Un environnement législatif particulièrement restrictif et hostile à toute activité de défense des droits de l'Homme
Criminalisation des activités de défense des droits de l'Homme
En dépit des recommandations du Comité des droits de l'Homme de l'ONU (2002), du Rapporteur spécial sur l'intolérance religieuse (1998) et du Groupe de travail sur la détention arbitraire (1994), le Vietnam continue de criminaliser les activités de défense des droits de l'Homme sur la base des articles du Code pénal qui comprennent des incriminations particulièrement vagues, telles que "entraver la mise en oeuvre des politiques de solidarité" (article 87 du Code pénal), "profiter des libertés démocratiques pour porter atteinte aux intérêts de l'État" (article 258), "espionnage" (article 80), ou encore "propagande contre la République socialiste du Vietnam" (article 88), et qui prévoient de très lourdes peines d'emprisonnement. Cette année encore, les autorités vietnamiennes ont arrêté plusieurs défenseurs, à l'instar de M. Nguyen Van Dai, avocat, militant pro-démocratie et fondateur du Comité pour les droits de l'Homme au Vietnam, condamné le 11 mai 2007 à cinq ans de prison pour "propagande contre la République socialiste du Vietnam", ou encore du père Nguyen Van Ly, condamné pour les mêmes charges à huit ans de prison le 30 mars 2007.1
En outre, si, fin mars 2007, le Vietnam a abrogé avec force publicité le Décret 31/CP sur la "détention administrative", les autorités continuent d'arrêter et d'assigner à résidence sans procès des défenseurs, notamment sur la base de l'Ordonnance 44 sur "le règlement des violations administratives", qui, entrée en vigueur le 1er octobre 2002, remplit les mêmes fonctions que ce décret et permet en outre l'internement psychiatrique de dissidents.

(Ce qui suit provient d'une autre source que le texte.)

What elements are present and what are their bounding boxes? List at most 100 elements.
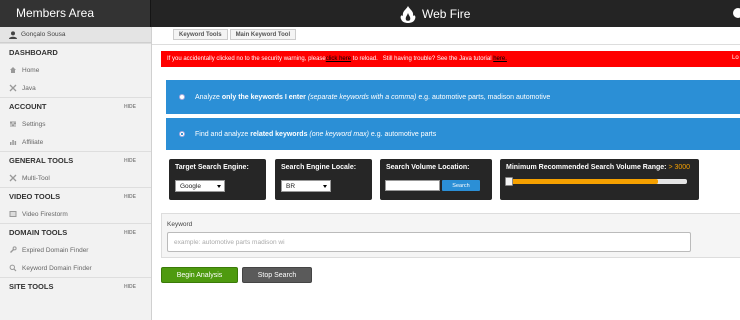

Obstacles à la liberté d'association
Au Vietnam, il n'existe pas d'ONG ou d'associations véritablement indépendantes, ni de syndicats libres. Il n'existe ainsi qu'un seul syndicat, la Confédération générale du travail du Vietnam, qui est le syndicat officiel, contrôlé par le parti, et qui contribue principalement à réprimer tout mouvement de grève.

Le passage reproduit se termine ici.